The bridge, which will cross Maputo Bay, will cut the driving time from the border with KwaZulu-Natal to Maputo by about four hours.
Basilio Nzunga, a civil and structural engineer with the project, said the bridge would span 680m and stand 60m above sea level. With two lanes in both directions, it would link Maputo to Katembe across the Bay of Maputo and adjoining roads to the border town of Ponto de Ouro.
Nzunga said the project would create 1 500 jobs for mostly Mozambicans over the next two years. Construction began in June last year and was due to be completed in December 2017.
Ferries currently carry people and goods across the bay with the alternative, of driving around, taking hours. Roads to South Africa were at present only accessible by 4x4, but will be upgraded as part of the project.
Nzunga was making a presentation of the R9.8 billion project to delegates in Maputo for the East3Route, a trade and tourism expedition between Mozambique, KwaZulu-Natal, Swaziland and the Seychelles this week.
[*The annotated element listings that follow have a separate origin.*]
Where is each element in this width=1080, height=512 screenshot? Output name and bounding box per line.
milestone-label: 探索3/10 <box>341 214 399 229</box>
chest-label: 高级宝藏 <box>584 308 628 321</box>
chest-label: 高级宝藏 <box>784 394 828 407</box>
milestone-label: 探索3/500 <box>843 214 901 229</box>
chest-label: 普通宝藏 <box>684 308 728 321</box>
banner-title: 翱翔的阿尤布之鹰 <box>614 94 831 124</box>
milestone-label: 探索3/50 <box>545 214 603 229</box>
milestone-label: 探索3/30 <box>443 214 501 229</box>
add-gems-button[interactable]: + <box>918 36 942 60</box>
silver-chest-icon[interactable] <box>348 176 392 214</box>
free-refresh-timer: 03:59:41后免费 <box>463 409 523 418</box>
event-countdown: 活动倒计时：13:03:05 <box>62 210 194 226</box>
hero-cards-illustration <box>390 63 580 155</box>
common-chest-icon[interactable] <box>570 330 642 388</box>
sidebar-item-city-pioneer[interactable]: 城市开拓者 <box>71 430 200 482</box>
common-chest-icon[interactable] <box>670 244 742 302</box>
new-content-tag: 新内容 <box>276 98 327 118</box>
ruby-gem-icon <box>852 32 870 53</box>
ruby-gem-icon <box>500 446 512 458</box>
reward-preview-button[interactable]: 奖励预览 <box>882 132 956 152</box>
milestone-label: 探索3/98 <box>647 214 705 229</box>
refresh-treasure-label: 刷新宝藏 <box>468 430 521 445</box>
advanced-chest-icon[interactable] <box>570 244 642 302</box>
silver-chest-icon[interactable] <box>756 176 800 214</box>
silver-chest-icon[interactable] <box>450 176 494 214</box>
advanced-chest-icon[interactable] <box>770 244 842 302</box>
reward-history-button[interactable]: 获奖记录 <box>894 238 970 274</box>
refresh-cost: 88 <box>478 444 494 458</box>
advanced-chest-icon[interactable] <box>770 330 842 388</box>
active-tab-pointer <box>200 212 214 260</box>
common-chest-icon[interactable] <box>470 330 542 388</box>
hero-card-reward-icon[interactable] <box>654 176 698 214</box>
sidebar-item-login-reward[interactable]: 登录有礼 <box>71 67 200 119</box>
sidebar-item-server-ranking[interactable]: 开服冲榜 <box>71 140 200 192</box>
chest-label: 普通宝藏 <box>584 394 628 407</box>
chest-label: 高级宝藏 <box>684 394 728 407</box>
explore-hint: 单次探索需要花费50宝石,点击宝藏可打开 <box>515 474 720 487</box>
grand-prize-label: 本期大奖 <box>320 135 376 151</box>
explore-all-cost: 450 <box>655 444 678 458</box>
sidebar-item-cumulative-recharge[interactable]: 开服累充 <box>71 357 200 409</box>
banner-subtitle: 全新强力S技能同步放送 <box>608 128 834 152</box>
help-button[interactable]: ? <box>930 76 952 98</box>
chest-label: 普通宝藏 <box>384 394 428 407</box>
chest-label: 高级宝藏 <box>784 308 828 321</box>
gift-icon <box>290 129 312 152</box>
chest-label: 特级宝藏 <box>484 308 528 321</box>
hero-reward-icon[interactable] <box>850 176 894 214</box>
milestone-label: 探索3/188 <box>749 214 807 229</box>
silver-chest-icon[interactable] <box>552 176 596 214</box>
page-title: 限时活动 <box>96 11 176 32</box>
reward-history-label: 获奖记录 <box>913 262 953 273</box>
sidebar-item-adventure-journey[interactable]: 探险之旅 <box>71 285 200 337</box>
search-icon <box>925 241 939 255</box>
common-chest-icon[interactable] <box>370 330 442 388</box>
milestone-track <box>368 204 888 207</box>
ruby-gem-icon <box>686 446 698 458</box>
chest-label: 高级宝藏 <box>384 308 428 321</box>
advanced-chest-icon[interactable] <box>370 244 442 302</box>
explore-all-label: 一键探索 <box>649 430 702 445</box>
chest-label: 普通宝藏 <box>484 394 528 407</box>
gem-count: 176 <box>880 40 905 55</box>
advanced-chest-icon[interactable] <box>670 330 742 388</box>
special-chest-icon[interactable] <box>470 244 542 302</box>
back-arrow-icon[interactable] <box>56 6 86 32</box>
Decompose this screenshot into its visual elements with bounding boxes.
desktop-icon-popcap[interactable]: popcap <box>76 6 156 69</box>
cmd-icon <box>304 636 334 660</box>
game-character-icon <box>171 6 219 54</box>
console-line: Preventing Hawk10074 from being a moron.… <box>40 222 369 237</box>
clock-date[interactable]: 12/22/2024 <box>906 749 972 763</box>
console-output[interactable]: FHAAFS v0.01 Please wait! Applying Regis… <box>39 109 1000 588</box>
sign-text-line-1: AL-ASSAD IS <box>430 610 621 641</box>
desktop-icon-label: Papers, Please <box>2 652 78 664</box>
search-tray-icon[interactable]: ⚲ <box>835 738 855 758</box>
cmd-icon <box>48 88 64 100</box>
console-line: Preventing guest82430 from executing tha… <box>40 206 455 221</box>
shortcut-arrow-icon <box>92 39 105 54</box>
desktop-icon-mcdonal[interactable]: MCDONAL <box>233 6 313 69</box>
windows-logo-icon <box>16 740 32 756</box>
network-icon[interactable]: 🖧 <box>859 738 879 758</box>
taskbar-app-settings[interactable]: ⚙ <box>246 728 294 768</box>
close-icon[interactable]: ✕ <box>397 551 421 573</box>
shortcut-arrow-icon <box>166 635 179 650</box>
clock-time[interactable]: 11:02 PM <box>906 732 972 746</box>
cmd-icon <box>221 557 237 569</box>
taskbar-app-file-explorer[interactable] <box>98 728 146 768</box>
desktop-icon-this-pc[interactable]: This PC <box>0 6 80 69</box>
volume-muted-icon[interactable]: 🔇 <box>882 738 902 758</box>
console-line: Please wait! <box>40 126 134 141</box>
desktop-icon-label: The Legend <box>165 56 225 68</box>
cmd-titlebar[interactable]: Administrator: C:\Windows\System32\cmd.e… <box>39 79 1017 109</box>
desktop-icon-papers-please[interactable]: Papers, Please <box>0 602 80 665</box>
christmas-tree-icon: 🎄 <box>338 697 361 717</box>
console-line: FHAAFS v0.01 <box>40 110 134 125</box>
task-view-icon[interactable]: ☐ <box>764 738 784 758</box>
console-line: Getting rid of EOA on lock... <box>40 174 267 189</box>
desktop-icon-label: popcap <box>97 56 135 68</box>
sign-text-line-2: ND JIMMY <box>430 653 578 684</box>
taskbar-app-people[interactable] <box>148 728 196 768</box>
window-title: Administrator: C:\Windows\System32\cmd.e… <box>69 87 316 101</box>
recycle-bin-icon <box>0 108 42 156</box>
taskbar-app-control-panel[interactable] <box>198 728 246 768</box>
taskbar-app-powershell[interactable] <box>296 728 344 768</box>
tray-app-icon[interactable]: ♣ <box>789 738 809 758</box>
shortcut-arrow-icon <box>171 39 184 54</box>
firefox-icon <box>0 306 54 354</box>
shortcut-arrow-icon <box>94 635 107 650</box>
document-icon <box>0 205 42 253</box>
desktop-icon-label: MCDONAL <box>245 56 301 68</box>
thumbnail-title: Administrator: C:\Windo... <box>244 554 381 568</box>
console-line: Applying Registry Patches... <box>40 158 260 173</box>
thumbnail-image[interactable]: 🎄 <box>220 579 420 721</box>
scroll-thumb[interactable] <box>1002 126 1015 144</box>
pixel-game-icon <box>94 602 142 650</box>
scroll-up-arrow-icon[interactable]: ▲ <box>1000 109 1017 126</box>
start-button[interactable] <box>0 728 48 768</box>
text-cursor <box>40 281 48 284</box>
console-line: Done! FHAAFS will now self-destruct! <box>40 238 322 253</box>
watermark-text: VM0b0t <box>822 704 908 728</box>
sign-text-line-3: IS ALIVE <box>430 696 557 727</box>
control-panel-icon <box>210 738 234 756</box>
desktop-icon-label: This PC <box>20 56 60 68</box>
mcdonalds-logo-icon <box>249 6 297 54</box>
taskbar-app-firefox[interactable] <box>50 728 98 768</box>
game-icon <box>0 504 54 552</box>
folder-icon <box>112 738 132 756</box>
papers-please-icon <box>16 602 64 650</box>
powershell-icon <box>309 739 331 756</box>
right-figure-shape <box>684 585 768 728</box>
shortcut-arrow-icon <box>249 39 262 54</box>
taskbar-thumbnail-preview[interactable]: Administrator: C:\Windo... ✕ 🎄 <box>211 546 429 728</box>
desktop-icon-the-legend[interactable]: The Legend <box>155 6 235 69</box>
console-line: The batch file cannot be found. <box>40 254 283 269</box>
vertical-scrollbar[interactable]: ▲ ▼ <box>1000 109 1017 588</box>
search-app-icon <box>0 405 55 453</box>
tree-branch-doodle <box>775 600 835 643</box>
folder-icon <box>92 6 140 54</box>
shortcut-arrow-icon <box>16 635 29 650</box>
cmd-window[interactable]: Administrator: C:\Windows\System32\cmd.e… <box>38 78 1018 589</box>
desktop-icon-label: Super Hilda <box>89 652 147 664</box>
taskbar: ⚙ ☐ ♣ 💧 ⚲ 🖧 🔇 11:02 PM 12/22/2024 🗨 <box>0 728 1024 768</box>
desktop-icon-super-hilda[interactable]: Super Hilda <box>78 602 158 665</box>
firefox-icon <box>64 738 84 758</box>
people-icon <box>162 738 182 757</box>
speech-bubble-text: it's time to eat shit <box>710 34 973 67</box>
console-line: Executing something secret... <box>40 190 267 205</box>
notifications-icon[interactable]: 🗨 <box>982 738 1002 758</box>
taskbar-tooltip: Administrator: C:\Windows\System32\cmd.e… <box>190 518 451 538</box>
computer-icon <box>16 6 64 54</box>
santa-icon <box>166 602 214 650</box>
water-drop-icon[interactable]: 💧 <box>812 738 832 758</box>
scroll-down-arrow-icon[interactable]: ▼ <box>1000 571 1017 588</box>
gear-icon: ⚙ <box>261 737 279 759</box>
KZN MEC for Economic Development and Tourism, Mike Mabuyakhulu, said he was thrilled by the project saying the bad condition of the road connecting the province’s northern most town of Kosi Bay and Ponto de Ouro in Mozambique was an issue they had raised on the first East3Route expedition five years ago.
With hundreds of thousands of people travelling between the two countries through border gates in KwaZulu-Natal every month, the bridge and linking roads would have a great impact on tourism said chief executive of KZN Tourism, Ndabo Khoza.
“The drive from Maputo to Kosi Bay is 90km but, because the roads are so bad, it takes up to six hours by 4x4, this project will cut that considerably. This will mean easier access not only for tourism but for trade as well,” he said.
There were also plans to upgrade the border gate.
Mabuyakhulu said he was grateful to the Mozambican government for the gesture of goodwill.
He said the bridge and linking roads was a perfect example of the successes of neighbouring countries working together.
“This is truly one of the tangible legacy projects of the East3Route. It will make it possible for one to have breakfast in Durban, lunch in Mbabane (Swaziland) and dinner in Maputo.”
Mabuyakhulu said this project was part of the realisation of the integration of the south east African region, moving the idea of the Lubombo Spatial Development Initiative from an idea to a practice.
The initiative is a cross-border project to develop the area shared by South Africa, Mozambique and Swaziland.